These Bell Boeing MV-22 Ospreys were submitted by Daryl Niewald and were taken near Eastern Sierra Regional Airport (KBIH) in Bishop, CA. The Ospreys typically conduct high-altitude training in mountainous areas similar to those near KBIH.
As a “tiltrotor” aircraft, the MV-22 (Marine variant) fills a specific requirement by Navy, Marine, and now Air Force special forces. It can carry troops and equipment several times further than a helicopter can at twice the speed and is capable of air refueling. All of this means the aircraft is self deployable, although I’m not sure I’d want to do an ocean crossing in it myself! (Read more here)

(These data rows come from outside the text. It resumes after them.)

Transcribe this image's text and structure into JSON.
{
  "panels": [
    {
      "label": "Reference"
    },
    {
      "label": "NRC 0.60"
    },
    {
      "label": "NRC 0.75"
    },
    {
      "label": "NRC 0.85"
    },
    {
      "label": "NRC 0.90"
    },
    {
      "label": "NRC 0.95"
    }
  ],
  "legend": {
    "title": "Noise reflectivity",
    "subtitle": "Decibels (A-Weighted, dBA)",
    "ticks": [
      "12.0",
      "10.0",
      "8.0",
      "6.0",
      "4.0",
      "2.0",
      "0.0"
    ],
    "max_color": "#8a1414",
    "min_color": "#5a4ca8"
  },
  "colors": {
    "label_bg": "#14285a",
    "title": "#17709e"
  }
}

The V-22 is the result of a join venture between Bell Helicopter and Boeing’s helicopter division and began development in 1981. So far, the Department of Defense has paid out $27 billion to get it into production and is expecting to pay another $27 billion and change to obtain the required number aircraft.

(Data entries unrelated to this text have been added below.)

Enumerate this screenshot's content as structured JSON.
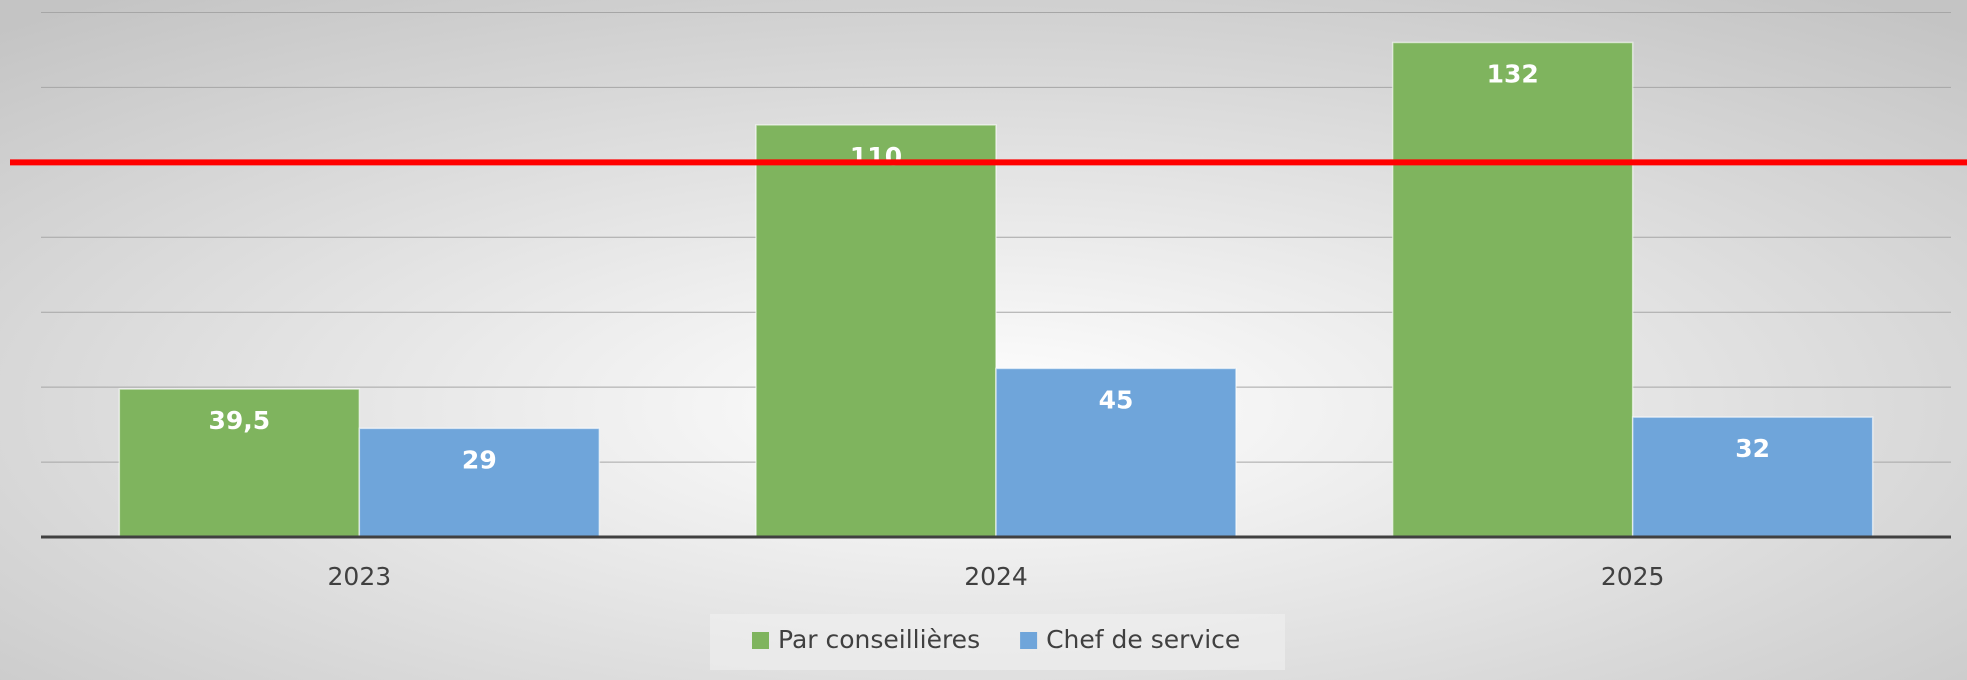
{
  "chart_data": {
    "type": "bar",
    "categories": [
      "2023",
      "2024",
      "2025"
    ],
    "series": [
      {
        "name": "Par conseillières",
        "color": "#7fb45e",
        "values": [
          39.5,
          110,
          132
        ],
        "value_labels": [
          "39,5",
          "110",
          "132"
        ]
      },
      {
        "name": "Chef de service",
        "color": "#6fa5da",
        "values": [
          29,
          45,
          32
        ],
        "value_labels": [
          "29",
          "45",
          "32"
        ]
      }
    ],
    "ylim": [
      0,
      140
    ],
    "yticks": [
      0,
      20,
      40,
      60,
      80,
      100,
      120,
      140
    ],
    "grid": true,
    "reference_line": {
      "value": 100,
      "color": "#ff0000"
    },
    "legend": "bottom"
  }
}
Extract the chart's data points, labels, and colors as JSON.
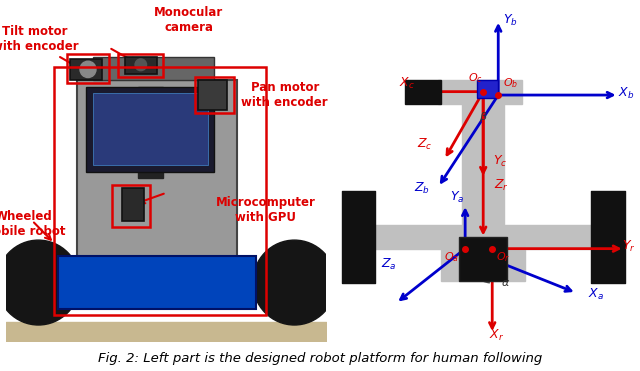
{
  "fig_width": 6.4,
  "fig_height": 3.71,
  "bg_color": "#ffffff",
  "caption": "Fig. 2: Left part is the designed robot platform for human following",
  "caption_fontsize": 9.5,
  "photo_region": [
    0.01,
    0.08,
    0.5,
    0.88
  ],
  "diagram_region": [
    0.52,
    0.04,
    0.47,
    0.92
  ],
  "red": "#dd0000",
  "blue": "#0000cc",
  "gray_light": "#c0c0c0",
  "gray_dark": "#555555",
  "black": "#111111"
}
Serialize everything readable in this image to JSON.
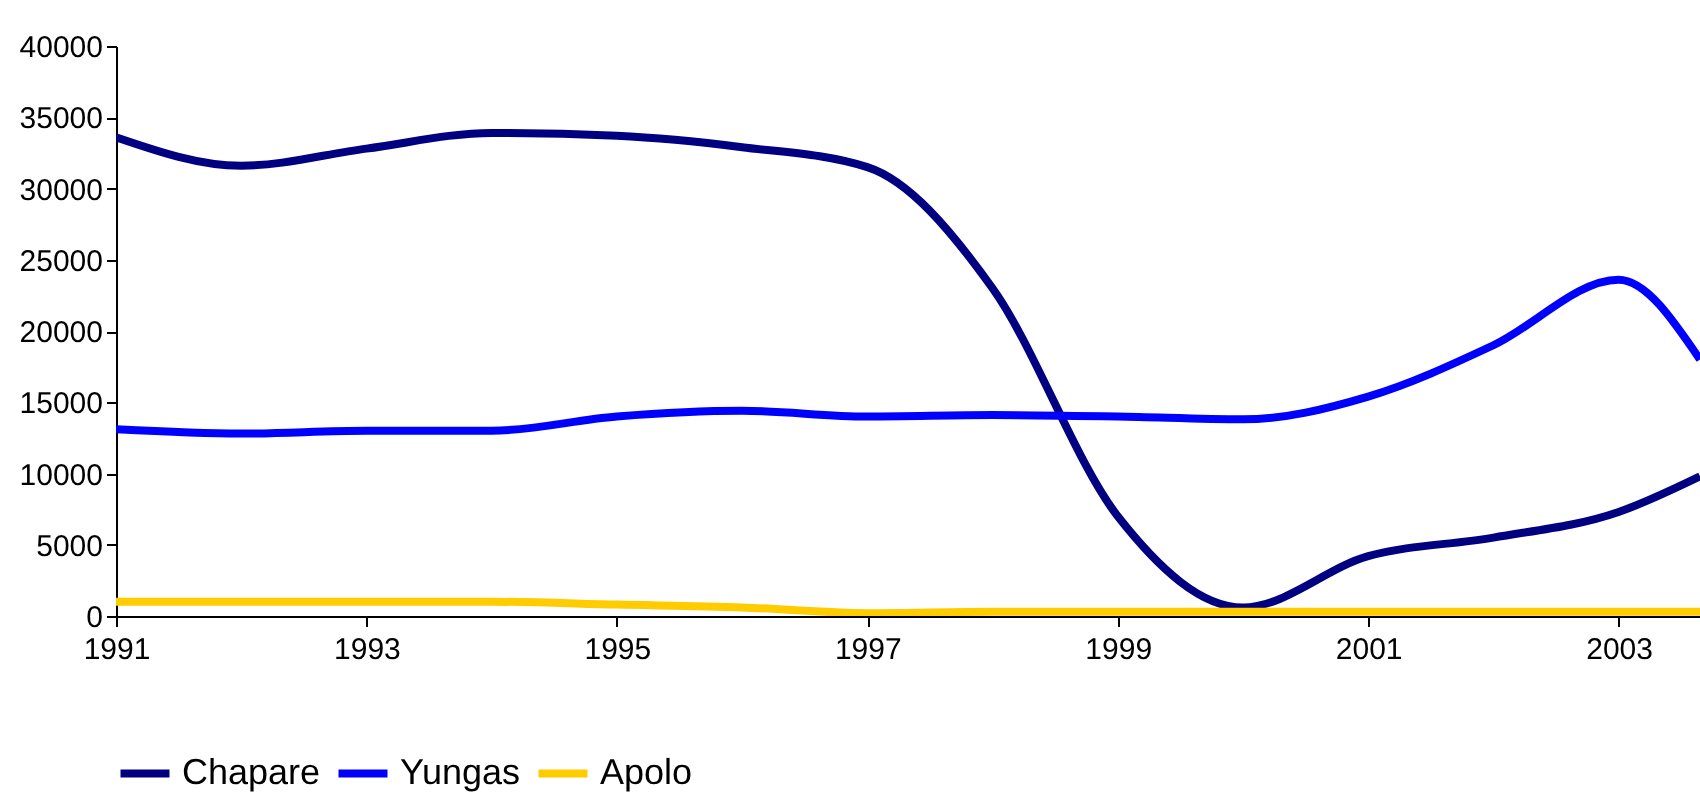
{
  "chart_data": {
    "type": "line",
    "x": [
      1991,
      1992,
      1993,
      1994,
      1995,
      1996,
      1997,
      1998,
      1999,
      2000,
      2001,
      2002,
      2003,
      2003.65
    ],
    "series": [
      {
        "name": "Chapare",
        "color": "#000080",
        "values": [
          33600,
          31600,
          32800,
          33900,
          33700,
          32900,
          31500,
          23000,
          7000,
          600,
          4200,
          5500,
          7300,
          9800
        ]
      },
      {
        "name": "Yungas",
        "color": "#0000ff",
        "values": [
          13100,
          12800,
          13000,
          13000,
          14000,
          14400,
          14000,
          14100,
          14000,
          13800,
          15400,
          19000,
          23600,
          18000
        ]
      },
      {
        "name": "Apolo",
        "color": "#ffcc00",
        "values": [
          1000,
          1000,
          1000,
          1000,
          800,
          600,
          200,
          300,
          300,
          300,
          300,
          300,
          300,
          300
        ]
      }
    ],
    "xlim": [
      1991,
      2003.65
    ],
    "xticks": [
      1991,
      1993,
      1995,
      1997,
      1999,
      2001,
      2003
    ],
    "ylim": [
      0,
      40000
    ],
    "yticks": [
      0,
      5000,
      10000,
      15000,
      20000,
      25000,
      30000,
      35000,
      40000
    ],
    "grid": false,
    "legend": "bottom",
    "marker": "none",
    "line_style": "solid"
  }
}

The Osprey has had numerous high-profile accidents. In all, there have been seven crashes resulting in 36 fatalities. Early development of the aircraft was given a black eye when a Marine squadron commander allegedly attempted to modify maintenance records to make the Osprey appear to be more reliable than it was. (Read more here.)
In this unique picture taken at night (even without a tripod it’s still pretty awesome!) shows how static electricity can build-up on the tips of the rotors/props.
Excellent series of photos Daryl, thanks!